Abbiamo dunque guardato il cielo, passato la Mortizza, corso nel fango, setacciando qua e là gli azzurri e i verdi di quella giornata, chi in cerca di una risposta, chi immaginando come sarebbe versificare là in alto, chi s’è inalberato e chi ha danzato. Così abbiamo imbastito uno spazio pensoso. Abbiamo riaperto quella visione che comincia dalle cave, dal fiume, dalle golene, e l’abbiamo riempita di bestie del cielo, ricordandoci che il paesaggio non comincia soltanto dove la vista si sostiene all’evidenza, ma anche là dove si cerca al buio, nel nascosto, qualcosa che non c’è e alla fine lo si trova.

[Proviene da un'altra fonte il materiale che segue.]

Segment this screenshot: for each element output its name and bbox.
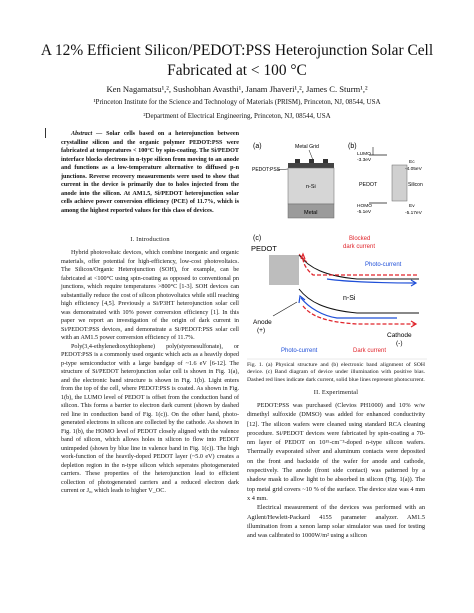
metal-grid-pointer	[309, 150, 313, 160]
dark-current-arrow-vb	[303, 306, 415, 324]
photo-current-label-2: Photo-current	[281, 348, 318, 354]
ev-value: -5.17eV	[405, 211, 422, 216]
silicon-band-label: Silicon	[408, 182, 423, 188]
photo-current-arrow-cb	[327, 279, 415, 283]
grid-finger-2	[309, 159, 314, 163]
fig-b-label: (b)	[348, 143, 357, 150]
c-nsi-label: n-Si	[343, 295, 356, 302]
title-line-2: Fabricated at < 100 °C	[167, 62, 307, 79]
photo-current-label-1: Photo-current	[365, 262, 402, 268]
ev-label: Ev	[409, 204, 415, 209]
figure-1-graphic	[247, 128, 427, 390]
abstract	[61, 130, 239, 215]
anode-pointer	[273, 302, 297, 316]
anode-label: Anode	[253, 319, 272, 326]
author-list: Ken Nagamatsu¹,², Sushobhan Avasthi¹, Janam Jhaveri¹,², James C. Sturm¹,²	[106, 84, 368, 94]
nsi-label: n-Si	[306, 184, 316, 190]
abstract-text: Solar cells based on a heterojunction between crystalline silicon and the organic polymer PEDOT:PSS were fabricated at temperatures < 100°C by spin-coating. The Si/PEDOT interface blocks electrons in n-type silicon from moving to an anode and functions as a low-temperature alternative to diffused p-n junctions. Reverse recovery measurements were used to show that current in the device is primarily due to holes injected from the anode into the silicon. At AM1.5, Si/PEDOT heterojunction solar cells achieve power conversion efficiency (PCE) of 11.7%, which is among the highest reported values for this class of devices.	[61, 131, 239, 214]
metal-label: Metal	[304, 210, 318, 216]
experimental-heading: II. Experimental	[313, 389, 359, 396]
experimental-body	[247, 401, 425, 540]
figure-caption: Fig. 1. (a) Physical structure and (b) electronic band alignment of SOH device. (c) Band diagram of device under illumination with positive bias. Dashed red lines indicate dark current, solid blue lines represent photocurrent.	[247, 362, 425, 383]
cathode-label: Cathode	[387, 332, 412, 339]
ec-label: Ec	[409, 160, 415, 165]
homo-label: HOMO	[357, 204, 372, 209]
lumo-value: -3.3eV	[357, 158, 372, 163]
abstract-label: Abstract	[71, 131, 93, 137]
c-pedot-label: PEDOT	[251, 244, 277, 253]
experimental-paragraph-2: Electrical measurement of the devices was performed with an Agilent/Hewlett-Packard 4155 parameter analyzer. AM1.5 illumination from a xenon lamp solar simulator was used for testing and was calibrated to 1000W/m² using a silicon	[247, 504, 425, 540]
margin-mark	[45, 128, 46, 138]
intro-paragraph-2: Poly(3,4-ethylenedioxythiophene) poly(styrenesulfonate), or PEDOT:PSS is a commonly used organic which acts as a heavily doped p-type semiconductor with a large bandgap of ~1.6 eV [6-12]. The structure of Si/PEDOT heterojunction solar cell is shown in Fig. 1(a), and the electronic band structure is shown in Fig. 1(b). Light enters from the top of the cell, where PEDOT:PSS is coated. As shown in Fig. 1(b), the LUMO level of PEDOT is offset from the conduction band of silicon. This forms a barrier to electron dark current (shown by dashed red line in conduction band of Fig. 1(c)). On the other hand, photo-generated electrons in silicon are collected by the cathode. As shown in Fig. 1(b), the HOMO level of PEDOT closely aligned with the valence band of silicon, which allows holes in silicon to flow into PEDOT unimpeded (shown by blue line in valence band in Fig. 1(c)). The high work-function of the heavily-doped PEDOT layer (~5.0 eV) creates a depletion region in the n-type silicon which seperates photogenerated carriers. These properties of the heterojunction lead to efficient collection of photogenerated carriers and a reduced electron dark current or J₀, which leads to higher V_OC.	[61, 343, 239, 494]
anode-sign: (+)	[257, 327, 266, 334]
grid-finger-3	[323, 159, 328, 163]
lumo-label: LUMO	[357, 152, 371, 157]
metal-grid-label: Metal Grid	[295, 144, 319, 150]
valence-band-edge	[299, 289, 419, 313]
pedot-pss-label: PEDOT:PSS	[252, 167, 281, 173]
pedot-layer	[288, 163, 334, 168]
dark-current-label: Dark current	[353, 348, 387, 354]
fig-a-label: (a)	[253, 143, 262, 150]
affiliation-1: ¹Princeton Institute for the Science and Technology of Materials (PRISM), Princeton, NJ, 08544, USA	[93, 98, 381, 106]
grid-finger-1	[295, 159, 300, 163]
blocked-label-2: dark current	[343, 244, 376, 250]
experimental-paragraph-1: PEDOT:PSS was purchased (Clevios PH1000) and 10% w/w dimethyl sulfoxide (DMSO) was added for enhanced conductivity [12]. The silicon wafers were cleaned using standard RCA cleaning procedure. Si/PEDOT devices were fabricated by spin-coating a 70-nm layer of PEDOT on 10¹⁵-cm⁻³-doped n-type silicon wafers. Thermally evaporated silver and aluminum contacts were deposited on the front and backside of the wafer for anode and cathode, respectively. The anode (front side contact) was patterned by a shadow mask to allow light to be absorbed in silicon (Fig. 1(a)). The top metal grid covers ~10 % of the surface. The device size was 4 mm x 4 mm.	[247, 402, 425, 502]
homo-value: -5.1eV	[357, 210, 372, 215]
intro-body	[61, 249, 239, 496]
blocked-label-1: Blocked	[349, 236, 371, 242]
fig-c-label: (c)	[253, 235, 262, 242]
abstract-dash: —	[92, 131, 107, 137]
intro-paragraph-1: Hybrid photovoltaic devices, which combine inorganic and organic materials, offer potential for high-efficiency, low-cost photovoltaics. The Silicon/Organic Heterojunction (SOH), for example, can be fabricated at <100°C using spin-coating as opposed to conventional pn junctions, which require temperatures >800°C [1-3]. SOH devices can substantially reduce the cost of silicon photovoltaics while still reaching high efficiency [4,5]. Previously a Si/P3HT heterojunction solar cell was demonstrated with 10% power conversion efficiency [1]. In this paper we report an investigation of the origin of dark current in Si/PEDOT:PSS devices, and demonstrate a Si/PEDOT:PSS solar cell with an AM1.5 power conversion efficiency of 11.7%.	[61, 250, 239, 341]
title-line-1: A 12% Efficient Silicon/PEDOT:PSS Heterojunction Solar Cell	[40, 42, 434, 59]
paper-title	[0, 41, 474, 81]
pedot-band-label: PEDOT	[359, 182, 378, 188]
ec-value: -4.05eV	[405, 167, 422, 172]
pedot-block	[269, 255, 299, 285]
figure-1	[247, 128, 427, 390]
cathode-sign: (-)	[396, 340, 403, 347]
intro-heading: I. Introduction	[130, 236, 170, 243]
affiliation-2: ²Department of Electrical Engineering, Princeton, NJ, 08544, USA	[143, 112, 331, 120]
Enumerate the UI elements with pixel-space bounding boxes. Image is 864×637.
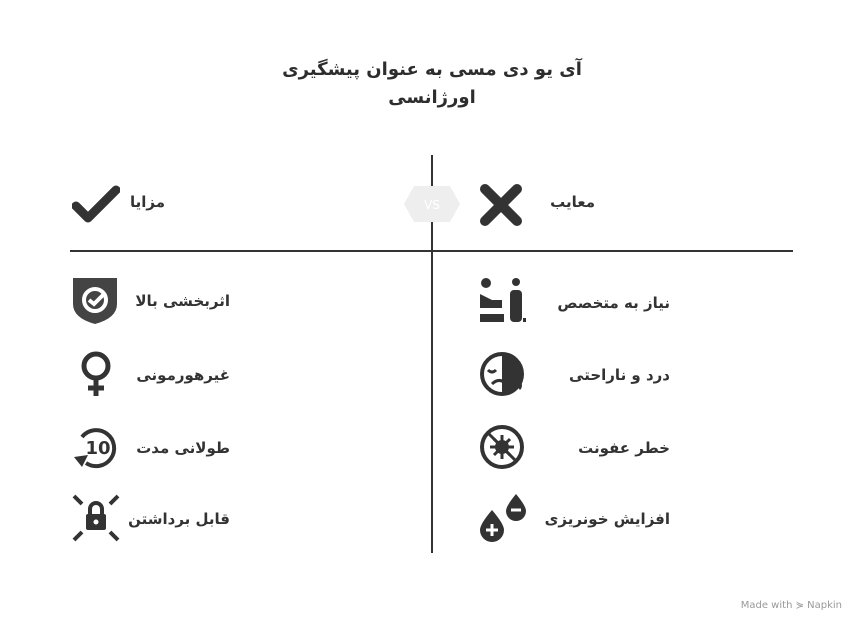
replay-10-icon	[72, 423, 120, 471]
cons-item-label: افزایش خونریزی	[544, 510, 670, 528]
vs-badge	[404, 186, 460, 222]
patient-doctor-icon	[478, 278, 526, 326]
no-virus-icon	[478, 423, 526, 471]
cons-item-label: درد و ناراحتی	[569, 366, 670, 384]
checkmark-icon	[72, 184, 120, 226]
blood-drops-icon	[478, 494, 526, 542]
pros-item-label: طولانی مدت	[136, 439, 230, 457]
vs-label: VS	[424, 198, 440, 212]
x-mark-icon	[478, 182, 524, 228]
shield-check-icon	[71, 276, 119, 324]
cons-item-label: نیاز به متخصص	[557, 294, 670, 312]
female-symbol-icon	[72, 350, 120, 398]
sad-face-icon	[478, 350, 526, 398]
cons-item-label: خطر عفونت	[578, 439, 670, 457]
napkin-credit[interactable]: Made with ⋟ Napkin	[740, 600, 842, 611]
cons-header: معایب	[550, 193, 595, 211]
title-line-1: آی یو دی مسی به عنوان پیشگیری	[282, 59, 582, 80]
svg-text:10: 10	[85, 438, 111, 459]
pros-item-label: غیرهورمونی	[136, 366, 230, 384]
pros-header: مزایا	[129, 193, 165, 211]
lock-arrows-icon	[72, 494, 120, 542]
horizontal-divider	[70, 250, 793, 252]
title-line-2: اورژانسی	[388, 87, 476, 108]
page-title	[232, 56, 632, 112]
pros-item-label: اثربخشی بالا	[135, 292, 230, 310]
pros-item-label: قابل برداشتن	[128, 510, 230, 528]
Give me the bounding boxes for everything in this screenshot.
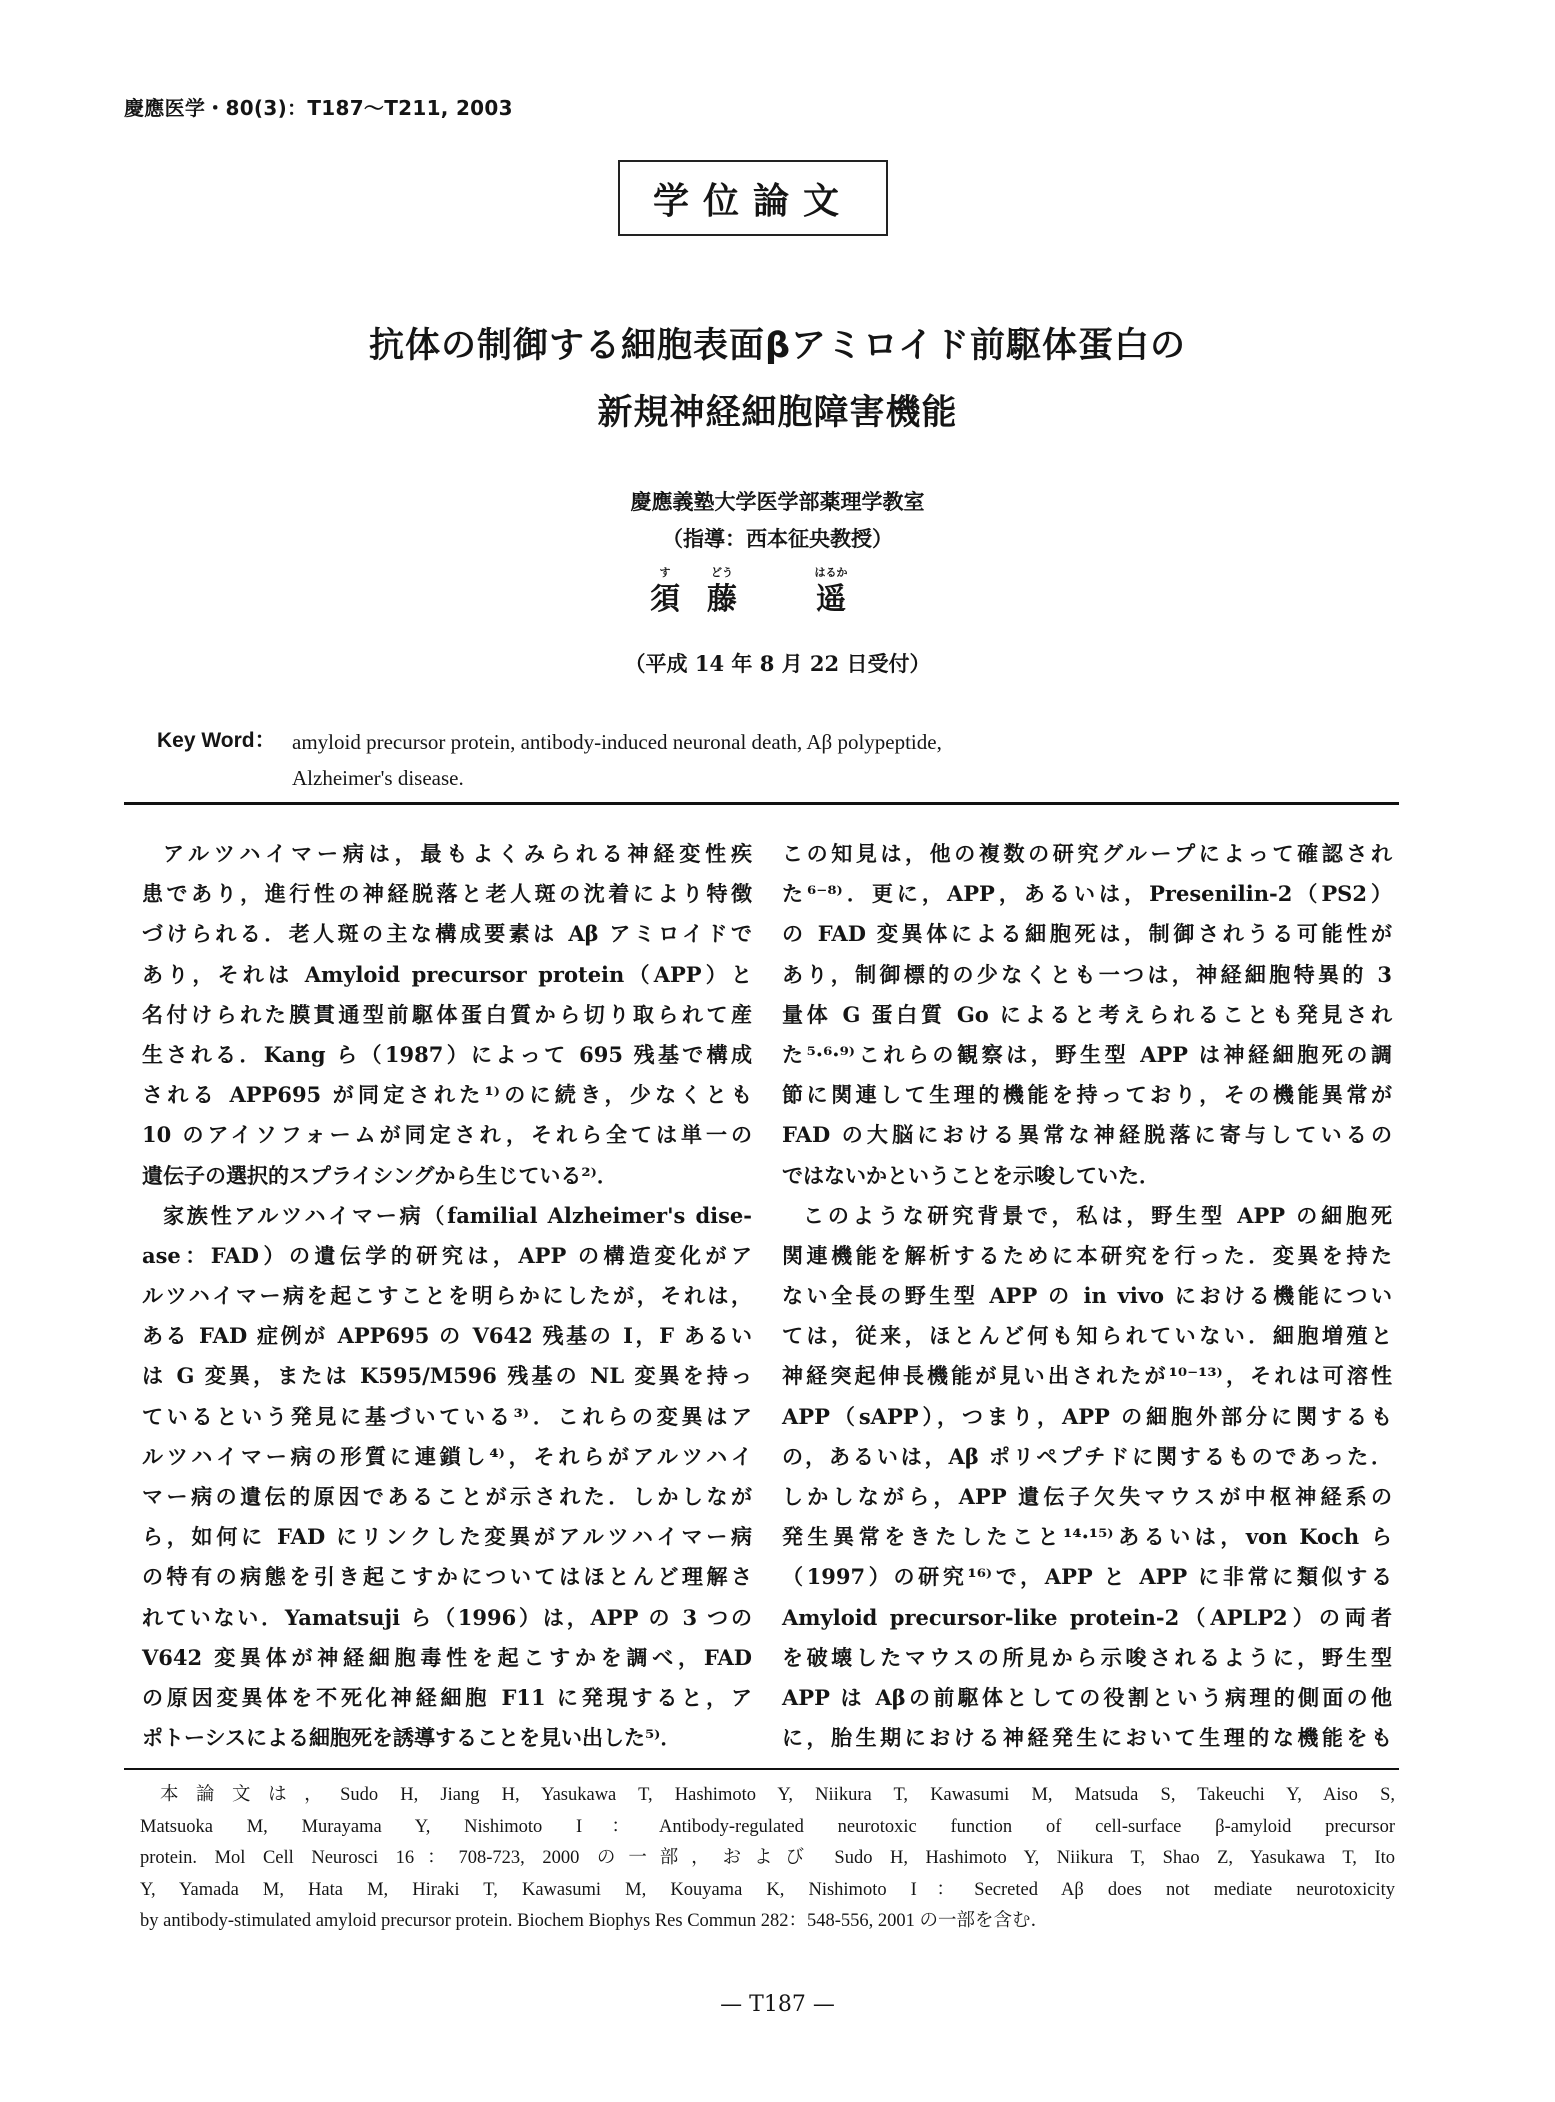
body-line: に，胎生期における神経発生において生理的な機能をも [782, 1725, 1392, 1751]
body-line: の FAD 変異体による細胞死は，制御されうる可能性が [782, 921, 1392, 947]
body-line: 量体 G 蛋白質 Go によると考えられることも発見され [782, 1001, 1392, 1027]
author-name [0, 566, 1555, 636]
footnote-divider [124, 1768, 1399, 1770]
author-ruby: はるか [814, 566, 848, 579]
received-date: （平成 14 年 8 月 22 日受付） [624, 651, 931, 676]
body-line: ポトーシスによる細胞死を誘導することを見い出した⁵⁾． [142, 1725, 682, 1751]
body-line: ではないかということを示唆していた． [782, 1162, 1160, 1188]
author-ruby: す [659, 566, 671, 579]
body-line: 生される．Kang ら（1987）によって 695 残基で構成 [142, 1041, 752, 1067]
body-line: の特有の病態を引き起こすかについてはほとんど理解さ [142, 1564, 752, 1590]
body-line: される APP695 が同定された¹⁾のに続き，少なくとも [142, 1082, 752, 1108]
footnote-line: protein. Mol Cell Neurosci 16：708-723, 2000 の一部，および Sudo H, Hashimoto Y, Niikura T, Shao Z, Yasukawa T, Ito [140, 1848, 1395, 1868]
affiliation-supervisor: （指導：西本征央教授） [662, 526, 893, 551]
author-kanji: 遥 [816, 582, 846, 617]
body-line: APP は Aβの前駆体としての役割という病理的側面の他 [782, 1684, 1392, 1710]
body-line: は G 変異，または K595/M596 残基の NL 変異を持っ [142, 1363, 752, 1389]
body-line: た⁶⁻⁸⁾．更に，APP，あるいは，Presenilin-2（PS2） [782, 881, 1392, 907]
body-line: マー病の遺伝的原因であることが示された．しかしなが [142, 1484, 752, 1509]
body-line: 関連機能を解析するために本研究を行った．変異を持た [782, 1242, 1392, 1268]
body-line: 遺伝子の選択的スプライシングから生じている²⁾． [142, 1162, 618, 1188]
author-kanji: 藤 [707, 582, 737, 617]
body-line: 家族性アルツハイマー病（familial Alzheimer's dise- [163, 1202, 752, 1228]
body-line: 患であり，進行性の神経脱落と老人斑の沈着により特徴 [142, 881, 752, 907]
body-line: この知見は，他の複数の研究グループによって確認され [782, 841, 1392, 866]
body-line: の，あるいは，Aβ ポリペプチドに関するものであった． [782, 1443, 1392, 1469]
body-line: ては，従来，ほとんど何も知られていない．細胞増殖と [782, 1323, 1392, 1349]
author-char [640, 566, 690, 620]
title-line-2: 新規神経細胞障害機能 [597, 393, 958, 433]
keywords-label: Key Word： [157, 729, 276, 752]
keywords-text [292, 724, 1392, 796]
author-char [806, 566, 856, 620]
body-left-column [142, 834, 752, 1758]
body-line: 神経突起伸長機能が見い出されたが¹⁰⁻¹³⁾，それは可溶性 [782, 1363, 1392, 1389]
body-line: 発生異常をきたしたこと¹⁴·¹⁵⁾あるいは，von Koch ら [782, 1524, 1392, 1550]
footnote-line: Y, Yamada M, Hata M, Hiraki T, Kawasumi M, Kouyama K, Nishimoto I：Secreted Aβ does not mediate neurotoxicity [140, 1879, 1395, 1900]
body-line: Amyloid precursor-like protein-2（APLP2）の両者 [782, 1604, 1392, 1630]
author-char [697, 566, 747, 620]
footnote-line: Matsuoka M, Murayama Y, Nishimoto I：Antibody-regulated neurotoxic function of cell-surface β-amyloid precursor [140, 1816, 1395, 1837]
keywords-line-2: Alzheimer's disease. [292, 766, 464, 790]
keywords-line-1: amyloid precursor protein, antibody-induced neuronal death, Aβ polypeptide, [292, 730, 942, 754]
body-line: づけられる．老人斑の主な構成要素は Aβ アミロイドで [142, 921, 752, 947]
body-line: ルツハイマー病の形質に連鎖し⁴⁾，それらがアルツハイ [142, 1443, 752, 1469]
body-line: ase：FAD）の遺伝学的研究は，APP の構造変化がア [142, 1242, 752, 1268]
body-line: このような研究背景で，私は，野生型 APP の細胞死 [803, 1202, 1392, 1228]
author-ruby: どう [711, 566, 733, 579]
body-line: あり，制御標的の少なくとも一つは，神経細胞特異的 3 [782, 961, 1392, 987]
body-line: あり，それは Amyloid precursor protein（APP）と [142, 961, 752, 987]
body-line: た⁵·⁶·⁹⁾これらの観察は，野生型 APP は神経細胞死の調 [782, 1041, 1392, 1067]
footnote-line: 本論文は，Sudo H, Jiang H, Yasukawa T, Hashimoto Y, Niikura T, Kawasumi M, Matsuda S, Takeuchi Y, Aiso S, [160, 1785, 1395, 1805]
body-line: ある FAD 症例が APP695 の V642 残基の I，F あるい [142, 1323, 752, 1349]
body-line: V642 変異体が神経細胞毒性を起こすかを調べ，FAD [142, 1644, 752, 1670]
body-line: の原因変異体を不死化神経細胞 F11 に発現すると，ア [142, 1684, 752, 1710]
body-line: FAD の大脳における異常な神経脱落に寄与しているの [782, 1122, 1392, 1148]
body-line: 名付けられた膜貫通型前駆体蛋白質から切り取られて産 [142, 1001, 752, 1027]
body-line: れていない．Yamatsuji ら（1996）は，APP の 3 つの [142, 1604, 752, 1630]
body-line: ら，如何に FAD にリンクした変異がアルツハイマー病 [142, 1524, 752, 1550]
footnote [140, 1780, 1395, 1938]
body-line: アルツハイマー病は，最もよくみられる神経変性疾 [163, 841, 752, 866]
title-line-1: 抗体の制御する細胞表面βアミロイド前駆体蛋白の [368, 326, 1186, 366]
body-line: APP（sAPP），つまり，APP の細胞外部分に関するも [782, 1403, 1392, 1429]
body-line: 10 のアイソフォームが同定され，それら全ては単一の [142, 1122, 752, 1148]
body-line: ルツハイマー病を起こすことを明らかにしたが，それは， [142, 1283, 752, 1309]
footnote-line: by antibody-stimulated amyloid precursor protein. Biochem Biophys Res Commun 282：548-556, 2001 の一部を含む． [140, 1911, 1049, 1931]
body-line: ているという発見に基づいている³⁾．これらの変異はア [142, 1403, 752, 1429]
body-line: （1997）の研究¹⁶⁾で，APP と APP に非常に類似する [782, 1564, 1392, 1590]
body-right-column [782, 834, 1392, 1758]
header-divider [124, 802, 1399, 805]
author-kanji: 須 [650, 582, 680, 617]
body-line: 節に関連して生理的機能を持っており，その機能異常が [782, 1082, 1392, 1108]
page-number: — T187 — [720, 1992, 835, 2017]
running-head: 慶應医学・80(3)：T187～T211, 2003 [124, 96, 513, 120]
body-line: しかしながら，APP 遺伝子欠失マウスが中枢神経系の [782, 1484, 1392, 1509]
body-line: ない全長の野生型 APP の in vivo における機能につい [782, 1283, 1392, 1309]
affiliation-department: 慶應義塾大学医学部薬理学教室 [630, 489, 925, 514]
article-type-box: 学位論文 [618, 160, 888, 236]
body-line: を破壊したマウスの所見から示唆されるように，野生型 [782, 1644, 1392, 1670]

Questi sono due estratti di quella trentina di bestie del cielo che siamo stati quel pomeriggio, intenti a cantare per stormi a passeggio da una sponda all’altra della Mortizza.
Piergiorgio
Un esercizio
Cannareccione: CRIE CRIE TRR TRR CHIE CHIE CRA CRA
Cavaliere d’Italia: KII-K KII-K KII-K KII-K
Cicogna Bianca: TA TA TA TA TA TA TA TA
Cuculo: CUCÙ CUCÙ CUCÙ
Gruccione: QUI QUI QUI QUI QUI
Pigliamosche: SSSI-CIÉ SSSI-CIÉ
Quaglia: BIU BIU IU BIU BIU IU
Rigogolo: FOO-FLIUO-FIII-FIIIU, FOFLIUU-FIUO FIIUU
Torcicollo: TIE TIE TIE TIE TIE TIE TIE TIE TIE TIE TIE TIE
Upupa: UP-UP-UP UP-UP-UP
Cesena: CIAC-CIAC-CIAC-CIAC-CIAC, CI-CI CIAC-CIAC-CIAC-CIAC CIAC CI-CI
Fischione: VUII-U VUII-U VUII-U
Gru: KRUU-Ù KRUU-Ù
Luì Piccolo: UUÌ UUÌ UUÌ
Pavoncella: PWII-ÌÌ PWII-ÌÌ
Tarabuso: HUU-Ù HUU- Ù
Allocco: HUUU U HU HU HUUU U
Assiolo: CHIU-I CHIU-I CHIU-I
Barbagianni: SHRIIIIII SHRIIIII
Civetta: CUCU-BIU CUCCU-BIU
Gufo Comune: UUUH UUUUH UUUUH
Occhione: KLIUURR-LÌÌ KLIUURR-LÌÌ
Succiacapre: RRRRRREREEEEERRREEE RRRRRRROOOOOREEEEE EEEERRRROOOORRRREE
Colombaccio: HU-HUUU-HUU HUHU, HU-HUUU-HUU HUHU
Fringuello: ZITT-ZITT-SETT-SETT-SETT-CIATT-CITERIIDIA
Germano Reale: QUE-QUE-QUE-QUE-QUE QUE-QUE-QUE-QUE-QUE
Martin Pescatore: ZZZ-ZIII ZII-TII ZZZ-ZII
Picchio Rosso Maggiore: TE TE TE TE TE TE
Picchio Verde: CHIIU-CHIIU-CHIIU-CHIIU-CHIIU-CHIIU-CHIIA-CHIIA
Porciglione: GRUII GROOO GRUUI GRU OOOUIII
Fantastico! Vi siete divertiti come pazzi, ritrovando l'armonia e la straordinaria bellezza del fiume ebbro di musica e poesia.